Les experts québécois ont tout de même certaines réserves, peinant à oublier l’ouverture anarchique des premières succursales, quand ni les prix ni la qualité des produits de la SQDC ne pouvaient rivaliser avec l’offre du marché noir.

«Ça s’est beaucoup amélioré. Il y a eu une augmentation de points de vente et une meilleure gestion des stocks», remarque Serge Brochu, professeur de l’École de criminologie de l’Université de Montréal, qui rappelle que le Québec est l’endroit au Canada où l’herbe est la moins chère par rapport à ce que l’on trouve clandestinement.

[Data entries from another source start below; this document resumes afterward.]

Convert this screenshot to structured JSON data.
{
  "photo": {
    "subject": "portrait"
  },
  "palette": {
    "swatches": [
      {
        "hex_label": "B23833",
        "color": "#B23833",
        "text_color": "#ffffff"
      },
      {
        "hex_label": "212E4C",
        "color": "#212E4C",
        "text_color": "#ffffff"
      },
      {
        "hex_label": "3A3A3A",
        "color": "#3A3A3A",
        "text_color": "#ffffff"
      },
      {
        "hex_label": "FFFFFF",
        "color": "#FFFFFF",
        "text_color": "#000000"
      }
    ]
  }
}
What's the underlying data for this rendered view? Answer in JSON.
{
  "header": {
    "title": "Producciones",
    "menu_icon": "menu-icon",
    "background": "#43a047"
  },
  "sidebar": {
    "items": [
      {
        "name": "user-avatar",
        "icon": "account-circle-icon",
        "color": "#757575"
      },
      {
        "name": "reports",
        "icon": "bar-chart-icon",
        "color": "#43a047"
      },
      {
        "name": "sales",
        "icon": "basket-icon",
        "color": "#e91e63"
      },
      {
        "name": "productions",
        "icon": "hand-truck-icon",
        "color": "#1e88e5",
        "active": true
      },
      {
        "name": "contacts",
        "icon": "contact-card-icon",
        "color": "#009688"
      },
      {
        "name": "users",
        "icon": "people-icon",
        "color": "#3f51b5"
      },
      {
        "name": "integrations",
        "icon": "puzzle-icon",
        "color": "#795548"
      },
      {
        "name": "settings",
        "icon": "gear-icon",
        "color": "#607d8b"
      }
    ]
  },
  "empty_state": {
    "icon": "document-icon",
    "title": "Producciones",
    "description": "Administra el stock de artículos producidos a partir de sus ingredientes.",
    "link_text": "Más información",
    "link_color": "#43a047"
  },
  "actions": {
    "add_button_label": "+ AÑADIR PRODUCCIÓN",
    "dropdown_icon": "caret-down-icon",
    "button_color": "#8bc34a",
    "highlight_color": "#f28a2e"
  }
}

«Le grand amateur de cannabis qui fume chaque jour continue de faire des économies d’échelle dans le marché illicite, mais, pour le consommateur moyen, la SQDC est maintenant plus abordable», nuance l’expert en dépendance, Jean-Sébastien Fallu. 

Marché noir menacé?

La société d’État se vante d’avoir déjà récupéré 50% de la clientèle du marché noir et vise 75% «d’ici deux à quatre ans».

Mais pour y arriver, le gouvernement Legault doit absolument revenir sur sa décision d’interdire la marijuana aux 18 à 21 ans, insiste le professeur à l’École de criminologie, David Décary-Hétu. 

«C’est un non-sens, s’insurge-t-il. Les criminels s’approprient toujours un marché qui n’est pas exploité légalement.»